After reaching a small clearing, I knelt down and laid the dog on the ground. I closed my eyes and stroked the rugged black fur, recounting the details of this day leading up to this moment, wishing I had not made things more difficult for Chayton. If only I had stayed back as Mother advised.
But how could I not do something that was within my nature?
How could one witness cruelty and do nothing to stop it?
It was a reminder that I was not one of them. Praying to the same gods and eating from the same animal would never unite us. What would it take, and how far would I have to go to prove myself?

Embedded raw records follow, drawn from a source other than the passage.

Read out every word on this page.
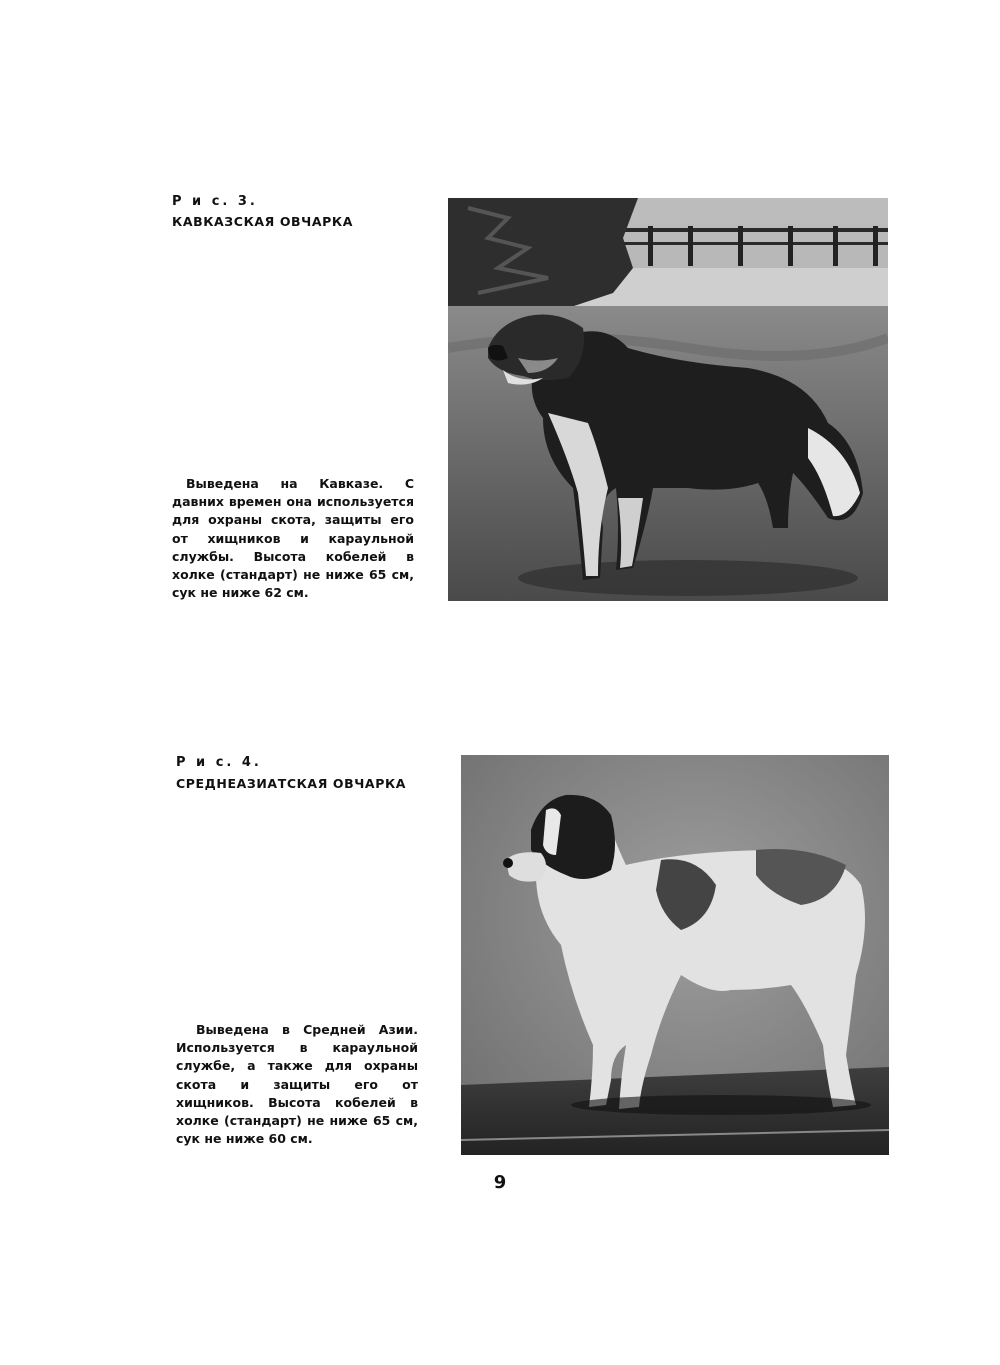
Р и с. 3.

КАВКАЗСКАЯ ОВЧАРКА

Выведена на Кавказе. С давних времен она используется для охраны скота, защиты его от хищников и караульной службы. Высота кобелей в холке (стандарт) не ниже 65 см, сук не ниже 62 см.

Р и с. 4.

СРЕДНЕАЗИАТСКАЯ ОВЧАРКА

Выведена в Средней Азии. Используется в караульной службе, а также для охраны скота и защиты его от хищников. Высота кобелей в холке (стандарт) не ниже 65 см, сук не ниже 60 см.

9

The constant battle I struggled with repeatedly triggered something within me. Rage and grief came into existence, sending hot tears sliding down my cursed face, making the sack feel like a furnace.
I continued stroking the dog’s fur, out of my head, out of my mind.
The air around me turned cold. The paper thing in my chest crumbled. The wind rustled between the branches, and vibration came from the soles of my feet and rushed to my fingertips. I felt it everywhere—a white-hot energy blasting through me.
Then the dog’s lungs expanded beneath my palm, taking a full breath.
My eyes popped open.
The dog’s tail thumped against the earth with a wag.
My breath caught in my throat, and I fell back onto my hands.
I watched as the wolfish thing lifted his head before climbing to his feet.
We locked eyes.
“You were dead,” I whispered into the night. “I am certain of it.”
He shook out his fur, perked his ears, and took off through the woods between the trees.
He disappeared as if he was never dead.